AI/ML Workloads Need Extra Security

Faulty models, poison code, and corrupt data could cause widespread disruption.


The need for security is pervading all electronic systems. But given the growth in data-center machine-learning computing, which deals with extremely valuable data, some companies are paying particular attention to handling that data securely.

All of the usual data-center security solutions must be brought to bear, but extra effort is needed to ensure that models and data sets are protected when stored, both when being transferred to and from accelerator blades, and when processing on a system that hosts more than one tenant at the same time within the same server.

“Inference models, inference algorithms, training models, and training data sets are considered valuable intellectual property and need protection — especially since these valuable assets are handed off to data centers for processing on shared resources,” said Bart Stevens, senior director of product marketing for security IP at Rambus, in a recent presentation.

Any tampering with AI training data can cause the creation of a faulty model.
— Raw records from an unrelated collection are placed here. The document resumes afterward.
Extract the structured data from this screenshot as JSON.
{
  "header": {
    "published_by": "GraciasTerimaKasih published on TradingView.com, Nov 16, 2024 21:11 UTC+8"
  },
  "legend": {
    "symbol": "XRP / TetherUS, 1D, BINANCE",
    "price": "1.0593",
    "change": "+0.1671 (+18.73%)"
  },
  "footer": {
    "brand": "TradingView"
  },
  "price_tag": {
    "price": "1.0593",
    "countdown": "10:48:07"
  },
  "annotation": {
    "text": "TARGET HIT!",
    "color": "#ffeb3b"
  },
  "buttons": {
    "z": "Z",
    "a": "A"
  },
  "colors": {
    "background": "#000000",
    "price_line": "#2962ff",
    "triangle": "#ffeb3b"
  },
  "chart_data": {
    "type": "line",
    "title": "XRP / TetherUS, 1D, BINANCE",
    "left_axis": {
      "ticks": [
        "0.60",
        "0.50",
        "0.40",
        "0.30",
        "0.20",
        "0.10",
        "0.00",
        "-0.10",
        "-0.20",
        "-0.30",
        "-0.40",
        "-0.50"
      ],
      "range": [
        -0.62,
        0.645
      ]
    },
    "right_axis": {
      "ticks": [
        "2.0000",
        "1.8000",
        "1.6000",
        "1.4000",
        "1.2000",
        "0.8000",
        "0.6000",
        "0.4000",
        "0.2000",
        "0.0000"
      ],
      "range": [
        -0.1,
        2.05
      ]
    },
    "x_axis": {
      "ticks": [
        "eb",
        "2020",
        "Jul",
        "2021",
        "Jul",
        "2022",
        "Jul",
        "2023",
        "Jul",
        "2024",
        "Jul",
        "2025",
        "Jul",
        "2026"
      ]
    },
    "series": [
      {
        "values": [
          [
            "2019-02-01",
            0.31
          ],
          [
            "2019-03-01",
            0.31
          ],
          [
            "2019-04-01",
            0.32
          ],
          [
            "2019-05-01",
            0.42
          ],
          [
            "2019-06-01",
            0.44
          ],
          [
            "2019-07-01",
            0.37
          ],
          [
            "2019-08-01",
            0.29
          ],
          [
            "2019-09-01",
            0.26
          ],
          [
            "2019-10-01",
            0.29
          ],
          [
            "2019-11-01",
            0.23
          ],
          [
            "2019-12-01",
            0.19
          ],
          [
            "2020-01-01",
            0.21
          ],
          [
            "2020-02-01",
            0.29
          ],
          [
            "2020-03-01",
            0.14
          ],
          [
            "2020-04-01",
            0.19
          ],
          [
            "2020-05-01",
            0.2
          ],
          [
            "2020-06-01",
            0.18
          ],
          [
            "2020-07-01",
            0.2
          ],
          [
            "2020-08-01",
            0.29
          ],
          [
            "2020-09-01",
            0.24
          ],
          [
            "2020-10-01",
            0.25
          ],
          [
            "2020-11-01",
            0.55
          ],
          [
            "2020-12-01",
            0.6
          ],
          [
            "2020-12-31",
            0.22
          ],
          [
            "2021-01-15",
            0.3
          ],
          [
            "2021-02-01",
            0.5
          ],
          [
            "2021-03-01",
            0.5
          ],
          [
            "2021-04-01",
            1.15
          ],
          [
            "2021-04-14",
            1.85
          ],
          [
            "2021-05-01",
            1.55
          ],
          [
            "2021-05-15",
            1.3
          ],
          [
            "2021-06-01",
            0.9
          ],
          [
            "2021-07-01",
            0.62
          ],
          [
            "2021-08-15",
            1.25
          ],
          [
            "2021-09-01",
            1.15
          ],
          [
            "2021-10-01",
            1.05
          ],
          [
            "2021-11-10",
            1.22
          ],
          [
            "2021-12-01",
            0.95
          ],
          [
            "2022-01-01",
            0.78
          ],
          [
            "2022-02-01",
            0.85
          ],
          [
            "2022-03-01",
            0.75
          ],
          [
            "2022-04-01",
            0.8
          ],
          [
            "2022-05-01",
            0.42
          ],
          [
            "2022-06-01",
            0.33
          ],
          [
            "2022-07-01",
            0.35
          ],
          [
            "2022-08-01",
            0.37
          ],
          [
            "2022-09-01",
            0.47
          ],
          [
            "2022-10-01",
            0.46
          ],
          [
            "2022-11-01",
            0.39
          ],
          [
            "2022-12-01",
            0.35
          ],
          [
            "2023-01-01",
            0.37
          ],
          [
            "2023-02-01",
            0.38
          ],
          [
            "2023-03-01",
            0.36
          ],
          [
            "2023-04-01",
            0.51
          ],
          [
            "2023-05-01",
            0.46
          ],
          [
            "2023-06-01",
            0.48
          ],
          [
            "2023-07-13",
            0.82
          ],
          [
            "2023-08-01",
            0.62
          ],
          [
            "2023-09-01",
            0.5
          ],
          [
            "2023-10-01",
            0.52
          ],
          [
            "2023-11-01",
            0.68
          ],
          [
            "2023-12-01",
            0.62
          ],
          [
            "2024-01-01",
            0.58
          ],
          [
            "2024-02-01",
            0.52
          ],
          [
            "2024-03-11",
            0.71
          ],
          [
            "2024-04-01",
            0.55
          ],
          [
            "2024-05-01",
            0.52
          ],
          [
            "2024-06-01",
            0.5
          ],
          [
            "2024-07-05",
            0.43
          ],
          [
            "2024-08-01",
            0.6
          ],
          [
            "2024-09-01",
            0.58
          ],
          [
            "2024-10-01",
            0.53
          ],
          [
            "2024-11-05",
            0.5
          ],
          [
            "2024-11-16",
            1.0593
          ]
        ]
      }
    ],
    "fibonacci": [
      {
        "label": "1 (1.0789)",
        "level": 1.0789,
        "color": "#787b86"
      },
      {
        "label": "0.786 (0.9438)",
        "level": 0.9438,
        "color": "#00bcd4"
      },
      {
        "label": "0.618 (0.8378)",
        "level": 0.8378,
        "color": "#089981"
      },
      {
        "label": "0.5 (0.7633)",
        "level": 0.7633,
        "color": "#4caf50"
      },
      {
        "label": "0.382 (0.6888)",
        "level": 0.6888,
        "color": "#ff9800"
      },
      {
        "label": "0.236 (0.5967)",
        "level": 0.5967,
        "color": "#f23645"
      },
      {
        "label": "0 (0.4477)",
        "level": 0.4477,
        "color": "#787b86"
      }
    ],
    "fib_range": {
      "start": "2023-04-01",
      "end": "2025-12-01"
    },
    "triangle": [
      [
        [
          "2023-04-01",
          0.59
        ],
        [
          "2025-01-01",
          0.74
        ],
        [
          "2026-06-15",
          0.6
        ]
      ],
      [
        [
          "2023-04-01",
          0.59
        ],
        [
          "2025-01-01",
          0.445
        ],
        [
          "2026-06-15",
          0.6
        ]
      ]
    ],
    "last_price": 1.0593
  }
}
And any changes to a well-trained model can result in incorrect conclusions being drawn by the AI engine. “All three main types of learning (supervised, unsupervised, and reinforcement) use weighted calculations to produce a result,” said Gajinder Panesar, fellow at Siemens EDA. “If those weightings are stale, corrupted, or tampered with, then the outcome can be a result that is simply wrong.”

The implications of an attack on an AI workload will depend on the application, but the result will never be good. The only question is whether it will cause serious damage or injury.

While attacks are the main focus for protection, they are not the only areas of concern. “The ‘threats’ fall into two broad categories — intentional interference by a bad actor and unintentional problems, which generally can be thought of as bugs, either in the hardware or the software,” said Panesar.

The security foundation
There are fundamental security notions that apply to any computing environment, and AI computing is no exception. While special attention must be paid to certain aspects of an AI workload, it is not just that workload that must be protected. “We have to think about the integrity of operation of the whole system, not just the particular chip or on-chip subsystem we’re dealing with,” said Panesar.

As outlined by Stevens, there are four aspects of security that must be handled. First, the data and computing must be kept private. Second, it should not be possible for an attacker to alter any of the data anywhere at any time. Third, all entities participating in the computing must be known to be authentic. And fourth, it should not be possible for an attacker to interfere with the normal operation of the computing platform.

This leads to some basic security concepts that hopefully will be familiar to anyone involved in secure-system design. The first of these is the protection of data in three phases:

1. Data at rest, which includes any stored data;
2. Data in motion as it’s communicated from one place to another, and
3. Data in use, which is active and alive in the computing platform as it is being worked on.

Yet another familiar requirement is the trusted execution environment (TEE). This is a computing environment limited to highly trusted software and accessible to the rest of the computing platform only through highly controlled and trusted channels. Any critical hardware or other assets that cannot be compromised will be placed in this environment and will not be directly accessible outside the TEE.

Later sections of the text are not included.